L’enseignement supérieur et la recherche n’ont pas besoin de concurrence mais de coopération. Nous refusons la conception portée par la ministre d’une recherche utilitariste mise au service direct et exclusif du capital et de l’industrie privée. Si « ruptures conceptuelles » il doit y avoir, c’est avec le capitalisme et sa voracité boulimique.

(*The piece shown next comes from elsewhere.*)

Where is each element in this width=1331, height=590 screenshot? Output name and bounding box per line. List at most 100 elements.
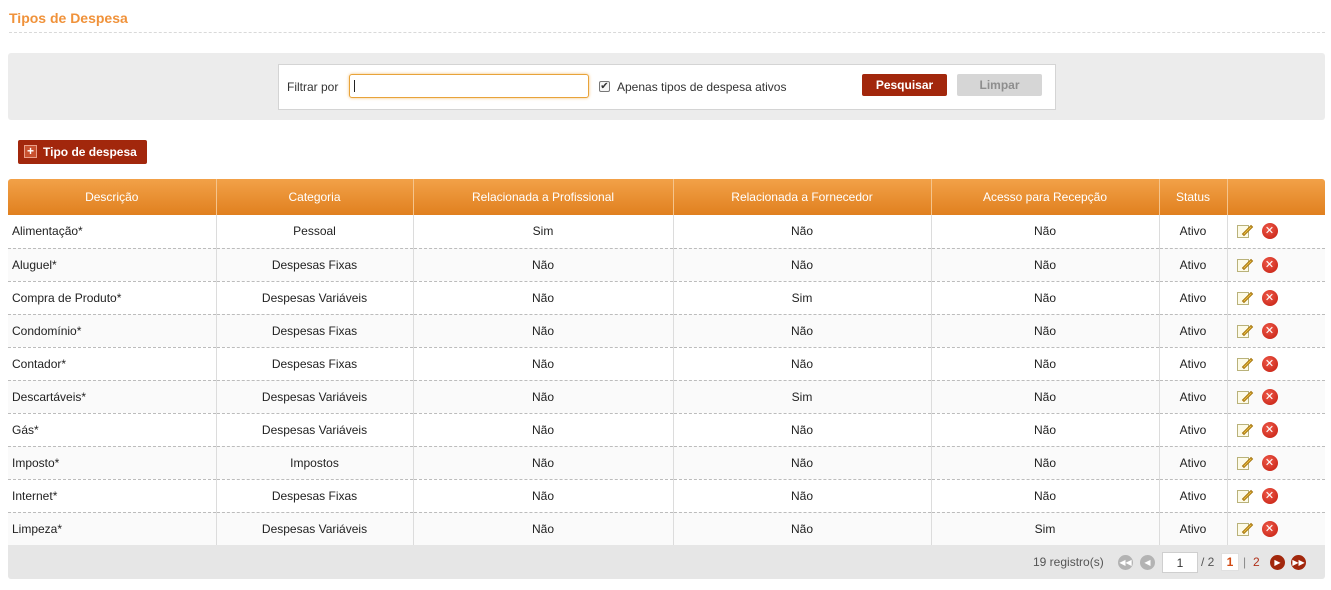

La mascarade d’une démarche participative avec un site internet prétendument destiné à recueillir analyses et propositions des personnels de l’ESR auxquels on offrirait ainsi de contribuer à la réflexion et à l’élaboration de cette loi de programmation, effet secondaire du syndrome du « Grand débat » présidentiel, ne trompera personne. Les objectifs sont d’ores et déjà définis et contraints : le démantèlement du service public d’ESR qui fait miroir avec celui, également programmé, de la Fonction publique.
La CGT FERC Sup appelle les personnels de l’ESRI et les étudiant·es à amplifier la mobilisation pour s’opposer à la politique brutale, néfaste et destructrice imposée par le gouvernement.